Decoders without the support of this tag cannot decode data using {stringref} correctly. It is recommended to explicitly enable the string_ref option on decoding if you are sure of the use of {stringref}, so that readers of the code will know of it.

tag(28): shareable, tag(29): sharedref

* This tag is not in the RFC but registered in the CBOR Tags registry.

Option:

  • 'shared_ref':
    • Encode: default: false; values: bool | 'unsafe_ref'
    • Decode: default: false; values: bool | 'shareable' | 'shareable_only' | 'unsafe_ref'

Constants:

  • Cbor\Tag::SHAREABLE
  • Cbor\Tag::SHARED_REF

The tag {sharedref} can refer the previously-defined data.

If the option is enabled, CBOR maps tagged as {shareable} once decoded into PHP object will share the instance among {sharedref} references. If other type of value including CBOR array or tag is tagged {shareable}, it triggers an error. See other option values for possible workarounds.

On encoding, potentially shared (i.e. there are variables holding the instance somewhere) PHP stdClass objects are tagged {shareable}. When such object is reused, {sharedref} tag is emitted. A reference to variable is dereferenced.

If 'shareable' is specified, values tagged as {shareable} which are decoded to non-object are wrapped into Cbor\Shareable object on decoding, and the instances are reused on {sharedref} tag. On encoding, an instance of Cbor\Shareable is tagged {shareable} regardless of the option value, unless the flag CBOR_CDE is specified. In which case, the encoder throws an exception.

'shareable_only' works similar to 'shareable'. But CBOR maps tagged {shareable} are also wrapped into Cbor\Shareable instead of bare object.

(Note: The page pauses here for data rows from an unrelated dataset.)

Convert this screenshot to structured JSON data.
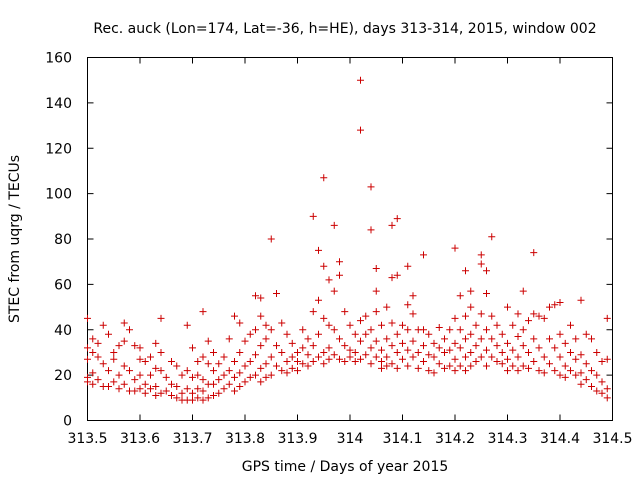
{
  "chart_data": {
    "type": "scatter",
    "title": "Rec. auck (Lon=174, Lat=-36, h=HE), days 313-314, 2015, window 002",
    "xlabel": "GPS time / Days of year 2015",
    "ylabel": "STEC from uqrg / TECUs",
    "xlim": [
      313.5,
      314.5
    ],
    "ylim": [
      0,
      160
    ],
    "xticks": [
      "313.5",
      "313.6",
      "313.7",
      "313.8",
      "313.9",
      "314",
      "314.1",
      "314.2",
      "314.3",
      "314.4",
      "314.5"
    ],
    "yticks": [
      "0",
      "20",
      "40",
      "60",
      "80",
      "100",
      "120",
      "140",
      "160"
    ],
    "grid": false,
    "marker": "+",
    "color": "#cc0000",
    "points": [
      [
        313.5,
        45
      ],
      [
        313.5,
        32
      ],
      [
        313.5,
        27
      ],
      [
        313.5,
        19
      ],
      [
        313.5,
        17
      ],
      [
        313.51,
        36
      ],
      [
        313.51,
        30
      ],
      [
        313.51,
        21
      ],
      [
        313.51,
        16
      ],
      [
        313.52,
        34
      ],
      [
        313.52,
        28
      ],
      [
        313.52,
        18
      ],
      [
        313.53,
        42
      ],
      [
        313.53,
        25
      ],
      [
        313.53,
        15
      ],
      [
        313.54,
        38
      ],
      [
        313.54,
        22
      ],
      [
        313.54,
        15
      ],
      [
        313.55,
        30
      ],
      [
        313.55,
        27
      ],
      [
        313.55,
        17
      ],
      [
        313.56,
        33
      ],
      [
        313.56,
        20
      ],
      [
        313.56,
        14
      ],
      [
        313.57,
        43
      ],
      [
        313.57,
        35
      ],
      [
        313.57,
        24
      ],
      [
        313.57,
        16
      ],
      [
        313.58,
        40
      ],
      [
        313.58,
        22
      ],
      [
        313.58,
        13
      ],
      [
        313.59,
        33
      ],
      [
        313.59,
        18
      ],
      [
        313.59,
        13
      ],
      [
        313.6,
        32
      ],
      [
        313.6,
        27
      ],
      [
        313.6,
        20
      ],
      [
        313.6,
        14
      ],
      [
        313.61,
        26
      ],
      [
        313.61,
        16
      ],
      [
        313.61,
        12
      ],
      [
        313.62,
        28
      ],
      [
        313.62,
        20
      ],
      [
        313.62,
        14
      ],
      [
        313.63,
        34
      ],
      [
        313.63,
        23
      ],
      [
        313.63,
        15
      ],
      [
        313.63,
        11
      ],
      [
        313.64,
        45
      ],
      [
        313.64,
        30
      ],
      [
        313.64,
        22
      ],
      [
        313.64,
        12
      ],
      [
        313.65,
        19
      ],
      [
        313.65,
        13
      ],
      [
        313.66,
        26
      ],
      [
        313.66,
        16
      ],
      [
        313.66,
        11
      ],
      [
        313.67,
        24
      ],
      [
        313.67,
        15
      ],
      [
        313.67,
        10
      ],
      [
        313.68,
        20
      ],
      [
        313.68,
        12
      ],
      [
        313.68,
        9
      ],
      [
        313.69,
        42
      ],
      [
        313.69,
        22
      ],
      [
        313.69,
        14
      ],
      [
        313.69,
        9
      ],
      [
        313.7,
        32
      ],
      [
        313.7,
        19
      ],
      [
        313.7,
        12
      ],
      [
        313.7,
        9
      ],
      [
        313.71,
        26
      ],
      [
        313.71,
        20
      ],
      [
        313.71,
        14
      ],
      [
        313.71,
        10
      ],
      [
        313.72,
        48
      ],
      [
        313.72,
        28
      ],
      [
        313.72,
        18
      ],
      [
        313.72,
        13
      ],
      [
        313.72,
        9
      ],
      [
        313.73,
        35
      ],
      [
        313.73,
        25
      ],
      [
        313.73,
        16
      ],
      [
        313.73,
        10
      ],
      [
        313.74,
        30
      ],
      [
        313.74,
        22
      ],
      [
        313.74,
        16
      ],
      [
        313.74,
        11
      ],
      [
        313.75,
        25
      ],
      [
        313.75,
        18
      ],
      [
        313.75,
        12
      ],
      [
        313.76,
        28
      ],
      [
        313.76,
        20
      ],
      [
        313.76,
        14
      ],
      [
        313.77,
        36
      ],
      [
        313.77,
        22
      ],
      [
        313.77,
        16
      ],
      [
        313.78,
        46
      ],
      [
        313.78,
        26
      ],
      [
        313.78,
        19
      ],
      [
        313.78,
        13
      ],
      [
        313.79,
        43
      ],
      [
        313.79,
        30
      ],
      [
        313.79,
        21
      ],
      [
        313.79,
        15
      ],
      [
        313.8,
        35
      ],
      [
        313.8,
        24
      ],
      [
        313.8,
        17
      ],
      [
        313.81,
        38
      ],
      [
        313.81,
        26
      ],
      [
        313.81,
        19
      ],
      [
        313.82,
        55
      ],
      [
        313.82,
        40
      ],
      [
        313.82,
        29
      ],
      [
        313.82,
        20
      ],
      [
        313.83,
        54
      ],
      [
        313.83,
        46
      ],
      [
        313.83,
        33
      ],
      [
        313.83,
        23
      ],
      [
        313.83,
        17
      ],
      [
        313.84,
        42
      ],
      [
        313.84,
        36
      ],
      [
        313.84,
        25
      ],
      [
        313.84,
        19
      ],
      [
        313.85,
        80
      ],
      [
        313.85,
        40
      ],
      [
        313.85,
        28
      ],
      [
        313.85,
        20
      ],
      [
        313.86,
        56
      ],
      [
        313.86,
        33
      ],
      [
        313.86,
        24
      ],
      [
        313.87,
        43
      ],
      [
        313.87,
        30
      ],
      [
        313.87,
        22
      ],
      [
        313.88,
        38
      ],
      [
        313.88,
        26
      ],
      [
        313.88,
        21
      ],
      [
        313.89,
        34
      ],
      [
        313.89,
        28
      ],
      [
        313.89,
        23
      ],
      [
        313.9,
        30
      ],
      [
        313.9,
        26
      ],
      [
        313.9,
        22
      ],
      [
        313.91,
        40
      ],
      [
        313.91,
        32
      ],
      [
        313.91,
        25
      ],
      [
        313.92,
        36
      ],
      [
        313.92,
        29
      ],
      [
        313.92,
        24
      ],
      [
        313.93,
        90
      ],
      [
        313.93,
        48
      ],
      [
        313.93,
        33
      ],
      [
        313.93,
        26
      ],
      [
        313.94,
        75
      ],
      [
        313.94,
        53
      ],
      [
        313.94,
        38
      ],
      [
        313.94,
        28
      ],
      [
        313.95,
        107
      ],
      [
        313.95,
        68
      ],
      [
        313.95,
        45
      ],
      [
        313.95,
        30
      ],
      [
        313.95,
        25
      ],
      [
        313.96,
        62
      ],
      [
        313.96,
        42
      ],
      [
        313.96,
        32
      ],
      [
        313.96,
        27
      ],
      [
        313.97,
        86
      ],
      [
        313.97,
        57
      ],
      [
        313.97,
        40
      ],
      [
        313.97,
        29
      ],
      [
        313.98,
        70
      ],
      [
        313.98,
        64
      ],
      [
        313.98,
        36
      ],
      [
        313.98,
        27
      ],
      [
        313.99,
        48
      ],
      [
        313.99,
        33
      ],
      [
        313.99,
        26
      ],
      [
        314.0,
        42
      ],
      [
        314.0,
        31
      ],
      [
        314.0,
        28
      ],
      [
        314.01,
        38
      ],
      [
        314.01,
        30
      ],
      [
        314.01,
        26
      ],
      [
        314.02,
        150
      ],
      [
        314.02,
        128
      ],
      [
        314.02,
        44
      ],
      [
        314.02,
        35
      ],
      [
        314.02,
        27
      ],
      [
        314.03,
        46
      ],
      [
        314.03,
        38
      ],
      [
        314.03,
        29
      ],
      [
        314.04,
        103
      ],
      [
        314.04,
        84
      ],
      [
        314.04,
        40
      ],
      [
        314.04,
        32
      ],
      [
        314.04,
        25
      ],
      [
        314.05,
        67
      ],
      [
        314.05,
        57
      ],
      [
        314.05,
        48
      ],
      [
        314.05,
        35
      ],
      [
        314.05,
        28
      ],
      [
        314.06,
        42
      ],
      [
        314.06,
        31
      ],
      [
        314.06,
        26
      ],
      [
        314.06,
        23
      ],
      [
        314.07,
        50
      ],
      [
        314.07,
        36
      ],
      [
        314.07,
        28
      ],
      [
        314.07,
        24
      ],
      [
        314.08,
        86
      ],
      [
        314.08,
        63
      ],
      [
        314.08,
        43
      ],
      [
        314.08,
        33
      ],
      [
        314.08,
        25
      ],
      [
        314.09,
        89
      ],
      [
        314.09,
        64
      ],
      [
        314.09,
        38
      ],
      [
        314.09,
        30
      ],
      [
        314.09,
        23
      ],
      [
        314.1,
        42
      ],
      [
        314.1,
        34
      ],
      [
        314.1,
        27
      ],
      [
        314.11,
        68
      ],
      [
        314.11,
        51
      ],
      [
        314.11,
        40
      ],
      [
        314.11,
        31
      ],
      [
        314.11,
        24
      ],
      [
        314.12,
        55
      ],
      [
        314.12,
        47
      ],
      [
        314.12,
        35
      ],
      [
        314.12,
        28
      ],
      [
        314.13,
        40
      ],
      [
        314.13,
        30
      ],
      [
        314.13,
        23
      ],
      [
        314.14,
        73
      ],
      [
        314.14,
        40
      ],
      [
        314.14,
        33
      ],
      [
        314.14,
        26
      ],
      [
        314.15,
        38
      ],
      [
        314.15,
        29
      ],
      [
        314.15,
        22
      ],
      [
        314.16,
        34
      ],
      [
        314.16,
        28
      ],
      [
        314.16,
        21
      ],
      [
        314.17,
        41
      ],
      [
        314.17,
        32
      ],
      [
        314.17,
        25
      ],
      [
        314.18,
        36
      ],
      [
        314.18,
        30
      ],
      [
        314.18,
        23
      ],
      [
        314.19,
        40
      ],
      [
        314.19,
        31
      ],
      [
        314.19,
        24
      ],
      [
        314.2,
        76
      ],
      [
        314.2,
        45
      ],
      [
        314.2,
        34
      ],
      [
        314.2,
        27
      ],
      [
        314.2,
        22
      ],
      [
        314.21,
        55
      ],
      [
        314.21,
        40
      ],
      [
        314.21,
        32
      ],
      [
        314.21,
        24
      ],
      [
        314.22,
        66
      ],
      [
        314.22,
        46
      ],
      [
        314.22,
        36
      ],
      [
        314.22,
        28
      ],
      [
        314.22,
        22
      ],
      [
        314.23,
        57
      ],
      [
        314.23,
        50
      ],
      [
        314.23,
        38
      ],
      [
        314.23,
        30
      ],
      [
        314.23,
        24
      ],
      [
        314.24,
        42
      ],
      [
        314.24,
        33
      ],
      [
        314.24,
        26
      ],
      [
        314.25,
        73
      ],
      [
        314.25,
        69
      ],
      [
        314.25,
        47
      ],
      [
        314.25,
        36
      ],
      [
        314.25,
        28
      ],
      [
        314.26,
        66
      ],
      [
        314.26,
        56
      ],
      [
        314.26,
        40
      ],
      [
        314.26,
        31
      ],
      [
        314.26,
        24
      ],
      [
        314.27,
        81
      ],
      [
        314.27,
        46
      ],
      [
        314.27,
        36
      ],
      [
        314.27,
        28
      ],
      [
        314.28,
        42
      ],
      [
        314.28,
        33
      ],
      [
        314.28,
        26
      ],
      [
        314.29,
        38
      ],
      [
        314.29,
        30
      ],
      [
        314.29,
        25
      ],
      [
        314.3,
        50
      ],
      [
        314.3,
        34
      ],
      [
        314.3,
        27
      ],
      [
        314.3,
        22
      ],
      [
        314.31,
        42
      ],
      [
        314.31,
        31
      ],
      [
        314.31,
        24
      ],
      [
        314.32,
        47
      ],
      [
        314.32,
        37
      ],
      [
        314.32,
        28
      ],
      [
        314.32,
        22
      ],
      [
        314.33,
        57
      ],
      [
        314.33,
        40
      ],
      [
        314.33,
        33
      ],
      [
        314.33,
        24
      ],
      [
        314.34,
        44
      ],
      [
        314.34,
        30
      ],
      [
        314.34,
        23
      ],
      [
        314.35,
        74
      ],
      [
        314.35,
        47
      ],
      [
        314.35,
        36
      ],
      [
        314.35,
        26
      ],
      [
        314.36,
        46
      ],
      [
        314.36,
        32
      ],
      [
        314.36,
        22
      ],
      [
        314.37,
        45
      ],
      [
        314.37,
        28
      ],
      [
        314.37,
        21
      ],
      [
        314.38,
        50
      ],
      [
        314.38,
        36
      ],
      [
        314.38,
        25
      ],
      [
        314.39,
        51
      ],
      [
        314.39,
        32
      ],
      [
        314.39,
        22
      ],
      [
        314.4,
        52
      ],
      [
        314.4,
        38
      ],
      [
        314.4,
        28
      ],
      [
        314.4,
        20
      ],
      [
        314.41,
        34
      ],
      [
        314.41,
        24
      ],
      [
        314.41,
        19
      ],
      [
        314.42,
        42
      ],
      [
        314.42,
        30
      ],
      [
        314.42,
        22
      ],
      [
        314.43,
        36
      ],
      [
        314.43,
        27
      ],
      [
        314.43,
        20
      ],
      [
        314.44,
        53
      ],
      [
        314.44,
        29
      ],
      [
        314.44,
        21
      ],
      [
        314.44,
        16
      ],
      [
        314.45,
        38
      ],
      [
        314.45,
        25
      ],
      [
        314.45,
        18
      ],
      [
        314.46,
        36
      ],
      [
        314.46,
        22
      ],
      [
        314.46,
        15
      ],
      [
        314.47,
        30
      ],
      [
        314.47,
        20
      ],
      [
        314.47,
        13
      ],
      [
        314.48,
        26
      ],
      [
        314.48,
        17
      ],
      [
        314.48,
        12
      ],
      [
        314.49,
        45
      ],
      [
        314.49,
        27
      ],
      [
        314.49,
        14
      ],
      [
        314.49,
        10
      ]
    ]
  }
}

If 'unsafe_ref' is specified, {shareable}-tagged data that decoded to non-object becomes PHP & reference. On encoding a reference to variable is tagged {shareable} too. At first glance it may seem natural to use PHP reference for shared scalars and arrays. But this may cause unwanted side effects when the decoded structure contains references that you don't expect. You replace a single scalar value, and values elsewhere are changed too!

Note that decoder's return value (decoding root value) cannot be a PHP reference. Moreover, a reference to a PHP object cannot be described even with this option.

The use of this tag makes CBOR contextual.